Think I get what yo all mean.
Basically you want to minimise any factors which will affect your ability to just ride hard. So corners, hills, whatever and try and keep the course as simple as you can, regardless of how short the course may end up?
Dave, I'll give this a try next time. Makes no difference to me what the course is, as long as it works. It will remove a give way corner and a sharp down the sharp uphill.
Exactly!!!!
When we train we need to really focus on the demands of the event and eliminate variables that won't effect us on the day.
For example, you wouldn't do all your training in the hills if your training to race over a flat course.
Likewise your 1km loop.
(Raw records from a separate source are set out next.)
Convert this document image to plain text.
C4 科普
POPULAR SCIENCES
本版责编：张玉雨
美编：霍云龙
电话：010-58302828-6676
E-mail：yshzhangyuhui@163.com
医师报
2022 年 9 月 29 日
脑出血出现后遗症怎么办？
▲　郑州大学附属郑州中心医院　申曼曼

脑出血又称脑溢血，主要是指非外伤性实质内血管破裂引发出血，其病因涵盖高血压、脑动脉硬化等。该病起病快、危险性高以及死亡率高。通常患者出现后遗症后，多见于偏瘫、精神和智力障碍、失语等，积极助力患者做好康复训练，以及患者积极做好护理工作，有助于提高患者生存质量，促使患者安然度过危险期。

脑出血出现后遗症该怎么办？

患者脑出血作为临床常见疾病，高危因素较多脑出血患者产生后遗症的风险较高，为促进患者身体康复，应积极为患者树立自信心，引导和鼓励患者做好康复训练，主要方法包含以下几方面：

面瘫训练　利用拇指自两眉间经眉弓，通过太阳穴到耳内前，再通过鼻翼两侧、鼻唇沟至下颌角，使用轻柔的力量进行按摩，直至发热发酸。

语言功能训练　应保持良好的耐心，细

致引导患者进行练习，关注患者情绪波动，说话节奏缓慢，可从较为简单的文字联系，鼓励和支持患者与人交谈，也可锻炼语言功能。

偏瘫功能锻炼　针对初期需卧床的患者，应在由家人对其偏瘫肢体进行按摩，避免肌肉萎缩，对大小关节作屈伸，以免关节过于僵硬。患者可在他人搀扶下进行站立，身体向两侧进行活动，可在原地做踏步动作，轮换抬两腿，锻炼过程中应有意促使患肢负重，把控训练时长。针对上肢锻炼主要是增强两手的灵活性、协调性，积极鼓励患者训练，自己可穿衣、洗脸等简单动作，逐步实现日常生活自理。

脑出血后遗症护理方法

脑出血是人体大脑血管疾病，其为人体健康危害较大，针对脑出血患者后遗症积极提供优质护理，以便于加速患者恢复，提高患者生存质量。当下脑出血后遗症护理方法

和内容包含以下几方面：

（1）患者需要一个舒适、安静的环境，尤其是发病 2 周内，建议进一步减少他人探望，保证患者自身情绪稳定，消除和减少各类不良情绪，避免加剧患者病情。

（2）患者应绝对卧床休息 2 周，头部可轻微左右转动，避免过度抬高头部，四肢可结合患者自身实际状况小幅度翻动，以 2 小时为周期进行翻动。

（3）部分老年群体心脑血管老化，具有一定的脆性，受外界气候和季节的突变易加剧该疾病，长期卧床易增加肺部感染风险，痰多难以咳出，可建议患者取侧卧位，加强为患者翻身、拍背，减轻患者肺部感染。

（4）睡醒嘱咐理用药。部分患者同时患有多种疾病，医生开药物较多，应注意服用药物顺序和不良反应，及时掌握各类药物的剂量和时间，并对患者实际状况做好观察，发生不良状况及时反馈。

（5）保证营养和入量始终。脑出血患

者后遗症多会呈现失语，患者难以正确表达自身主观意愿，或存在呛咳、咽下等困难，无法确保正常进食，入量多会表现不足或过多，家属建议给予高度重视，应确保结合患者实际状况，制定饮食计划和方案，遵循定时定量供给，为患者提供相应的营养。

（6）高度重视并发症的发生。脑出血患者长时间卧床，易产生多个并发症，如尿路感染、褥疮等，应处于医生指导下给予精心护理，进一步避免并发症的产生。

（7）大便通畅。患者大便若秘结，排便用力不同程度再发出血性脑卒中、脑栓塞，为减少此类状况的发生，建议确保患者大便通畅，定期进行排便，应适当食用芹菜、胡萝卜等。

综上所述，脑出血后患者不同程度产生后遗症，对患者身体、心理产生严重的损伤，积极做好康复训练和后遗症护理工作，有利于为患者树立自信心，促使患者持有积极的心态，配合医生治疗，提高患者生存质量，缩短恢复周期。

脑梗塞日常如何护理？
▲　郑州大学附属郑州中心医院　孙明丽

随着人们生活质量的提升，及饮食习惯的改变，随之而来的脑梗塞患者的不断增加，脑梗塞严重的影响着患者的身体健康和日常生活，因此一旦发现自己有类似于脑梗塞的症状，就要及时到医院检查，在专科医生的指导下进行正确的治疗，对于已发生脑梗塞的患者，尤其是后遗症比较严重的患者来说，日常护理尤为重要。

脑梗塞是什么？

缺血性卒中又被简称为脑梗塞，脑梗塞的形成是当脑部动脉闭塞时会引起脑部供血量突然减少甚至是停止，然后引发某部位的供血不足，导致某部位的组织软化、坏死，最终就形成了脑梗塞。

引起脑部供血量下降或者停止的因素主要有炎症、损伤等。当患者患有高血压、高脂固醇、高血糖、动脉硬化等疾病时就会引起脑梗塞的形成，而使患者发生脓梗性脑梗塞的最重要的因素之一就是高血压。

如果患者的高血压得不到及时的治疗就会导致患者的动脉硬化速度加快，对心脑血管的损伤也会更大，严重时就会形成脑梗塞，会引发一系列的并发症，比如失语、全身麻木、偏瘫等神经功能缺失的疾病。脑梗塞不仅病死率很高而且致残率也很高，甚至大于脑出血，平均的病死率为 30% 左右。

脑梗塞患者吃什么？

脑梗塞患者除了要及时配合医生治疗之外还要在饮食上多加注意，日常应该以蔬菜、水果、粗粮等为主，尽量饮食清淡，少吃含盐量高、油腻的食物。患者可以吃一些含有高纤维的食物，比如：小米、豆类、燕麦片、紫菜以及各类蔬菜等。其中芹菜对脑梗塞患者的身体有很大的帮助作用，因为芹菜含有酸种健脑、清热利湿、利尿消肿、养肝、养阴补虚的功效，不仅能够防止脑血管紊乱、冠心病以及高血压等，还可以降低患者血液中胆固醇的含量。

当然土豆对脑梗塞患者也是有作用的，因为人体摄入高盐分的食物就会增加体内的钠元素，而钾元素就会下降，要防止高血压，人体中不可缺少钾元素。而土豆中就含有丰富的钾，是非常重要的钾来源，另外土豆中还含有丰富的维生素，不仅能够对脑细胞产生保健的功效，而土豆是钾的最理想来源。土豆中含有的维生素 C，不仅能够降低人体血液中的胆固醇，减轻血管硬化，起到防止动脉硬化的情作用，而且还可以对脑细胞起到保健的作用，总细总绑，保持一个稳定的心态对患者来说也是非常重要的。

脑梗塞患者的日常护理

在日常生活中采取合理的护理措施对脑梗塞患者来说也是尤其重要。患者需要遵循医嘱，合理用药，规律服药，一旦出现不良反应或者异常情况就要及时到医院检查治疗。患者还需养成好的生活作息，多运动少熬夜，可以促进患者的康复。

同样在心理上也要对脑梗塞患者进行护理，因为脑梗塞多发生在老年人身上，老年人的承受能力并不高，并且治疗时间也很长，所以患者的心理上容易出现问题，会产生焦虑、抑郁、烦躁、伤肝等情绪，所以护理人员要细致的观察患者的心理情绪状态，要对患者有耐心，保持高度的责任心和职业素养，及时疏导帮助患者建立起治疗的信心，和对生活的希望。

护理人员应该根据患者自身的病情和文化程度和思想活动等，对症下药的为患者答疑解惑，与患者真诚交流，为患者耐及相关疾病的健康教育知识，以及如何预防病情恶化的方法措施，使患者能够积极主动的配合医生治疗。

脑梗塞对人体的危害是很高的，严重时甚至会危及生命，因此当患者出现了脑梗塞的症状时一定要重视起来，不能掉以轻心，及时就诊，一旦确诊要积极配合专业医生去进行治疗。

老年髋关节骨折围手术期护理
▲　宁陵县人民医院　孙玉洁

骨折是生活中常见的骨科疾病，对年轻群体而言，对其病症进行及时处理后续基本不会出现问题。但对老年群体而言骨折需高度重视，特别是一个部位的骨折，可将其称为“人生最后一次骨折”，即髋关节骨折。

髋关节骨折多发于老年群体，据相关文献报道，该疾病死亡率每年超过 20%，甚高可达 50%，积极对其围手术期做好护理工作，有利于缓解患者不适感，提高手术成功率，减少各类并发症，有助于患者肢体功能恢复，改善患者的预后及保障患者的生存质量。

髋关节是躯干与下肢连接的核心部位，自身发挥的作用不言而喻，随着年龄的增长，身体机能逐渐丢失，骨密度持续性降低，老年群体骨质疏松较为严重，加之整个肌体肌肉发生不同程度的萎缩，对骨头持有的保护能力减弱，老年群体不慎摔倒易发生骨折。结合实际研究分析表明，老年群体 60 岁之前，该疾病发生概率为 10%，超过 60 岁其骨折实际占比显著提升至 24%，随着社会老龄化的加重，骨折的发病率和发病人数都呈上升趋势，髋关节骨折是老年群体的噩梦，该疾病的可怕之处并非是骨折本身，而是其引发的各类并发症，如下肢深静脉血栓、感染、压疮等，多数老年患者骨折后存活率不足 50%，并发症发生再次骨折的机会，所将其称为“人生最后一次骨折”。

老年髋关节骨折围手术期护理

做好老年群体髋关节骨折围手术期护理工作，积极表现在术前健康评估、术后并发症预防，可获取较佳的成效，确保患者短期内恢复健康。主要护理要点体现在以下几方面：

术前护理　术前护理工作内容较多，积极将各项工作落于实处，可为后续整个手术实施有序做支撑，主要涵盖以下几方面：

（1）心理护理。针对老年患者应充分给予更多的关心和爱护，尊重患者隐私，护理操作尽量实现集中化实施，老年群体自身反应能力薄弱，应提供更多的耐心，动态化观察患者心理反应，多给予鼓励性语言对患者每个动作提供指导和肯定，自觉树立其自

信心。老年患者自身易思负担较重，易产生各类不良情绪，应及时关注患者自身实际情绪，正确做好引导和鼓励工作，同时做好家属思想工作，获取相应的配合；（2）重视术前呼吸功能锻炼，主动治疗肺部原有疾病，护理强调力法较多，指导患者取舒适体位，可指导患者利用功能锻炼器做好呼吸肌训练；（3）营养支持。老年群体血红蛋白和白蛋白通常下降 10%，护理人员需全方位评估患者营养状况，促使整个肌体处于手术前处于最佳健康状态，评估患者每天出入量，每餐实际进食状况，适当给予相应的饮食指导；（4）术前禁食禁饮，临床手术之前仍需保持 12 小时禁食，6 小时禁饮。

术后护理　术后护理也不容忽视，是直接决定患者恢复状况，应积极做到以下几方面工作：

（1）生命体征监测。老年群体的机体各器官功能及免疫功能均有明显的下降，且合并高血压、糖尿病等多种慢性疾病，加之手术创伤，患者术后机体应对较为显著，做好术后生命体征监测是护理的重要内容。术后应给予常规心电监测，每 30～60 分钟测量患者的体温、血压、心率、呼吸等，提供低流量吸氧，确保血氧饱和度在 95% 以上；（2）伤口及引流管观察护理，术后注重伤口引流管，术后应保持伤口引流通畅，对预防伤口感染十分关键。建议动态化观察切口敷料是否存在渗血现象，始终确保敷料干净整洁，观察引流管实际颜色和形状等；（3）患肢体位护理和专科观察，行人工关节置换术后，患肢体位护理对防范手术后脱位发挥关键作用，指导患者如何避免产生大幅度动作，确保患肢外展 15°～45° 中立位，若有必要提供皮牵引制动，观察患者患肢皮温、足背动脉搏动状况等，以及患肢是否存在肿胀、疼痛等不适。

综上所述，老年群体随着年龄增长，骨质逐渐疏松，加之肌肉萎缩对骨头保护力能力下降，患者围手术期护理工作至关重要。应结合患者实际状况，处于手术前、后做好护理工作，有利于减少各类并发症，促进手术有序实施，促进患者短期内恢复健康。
If you keep training and testing yourself on that loop, then guess what, you'll improve, get better at corner, accelerating, changing gears etc but you'll wonder why you can't hold your sustainable power (in 1-2 or gears with about 2-3kph difference in pace) in a triathlon on a flat out and back 10km course. You haven't eliminated enough variable to meet the demands of the event.
We can't eliminate all the variables, everytime but we can improve our specificity in training, by
1. Training over distances we intend on racing
2. Training at intensities we intend on racing at
3. Training over terrains and environmental conditions that are similar to race day
4. Practice in training our race day plans (eg transitions, bricks, nutrition plan, race kits, etc)
If we don't eliminate the variables in training it makes it harder to take control of the constants in races. This why people blow up on the run because they haven't really taken control of their pacing in training to setup realistic race day goals, which consequently leads to poor execution.
This why tools like HR monitors, powermeters, well calibrated RPE's, GPS devices, and regular testing such as these 20km TT can build up a race day plan that becomes highly achievable.
Just look at how varied our results were in this one test between all of us and if we stick together do this test every 6 weeks, talk about our execution, refine our training, you can be assured in 6 months we'll all be executing this 20km TT much better, resulting in PB's accross the board.
None us will even need to train more, just smarter, but the upside is, the results become evident quickly and then it becomes very motivating to train consistently and more.
It's now the offseason here in Freo and the summer warriors are dropping off like lfies. Our group ride has gone from being 20+ guys and we are now down to about 6-8 guys. These just so happen to be the fastest guys too. But what we happens effectively now is that with only 6-8 of us turning up every week, the time we get to spend out the front pushing the pace has quadripled. Therefore the quality of our training is really improving, then the summer warriors wonder why they feel so out of shape come next summer. They actually, aren't slower, we have just gotten fitter. In all honesty, I find the best time to train is over winter, it's the best time to take control of those variables and really refine your training. Much harder to do in summer with alot more people around, cars out and about, races to do etc.
It sounds weird but it's so much easier to train when occassionally your mates sleep in. It gives you the pyschological edge and improves the quality of that session, hah hah.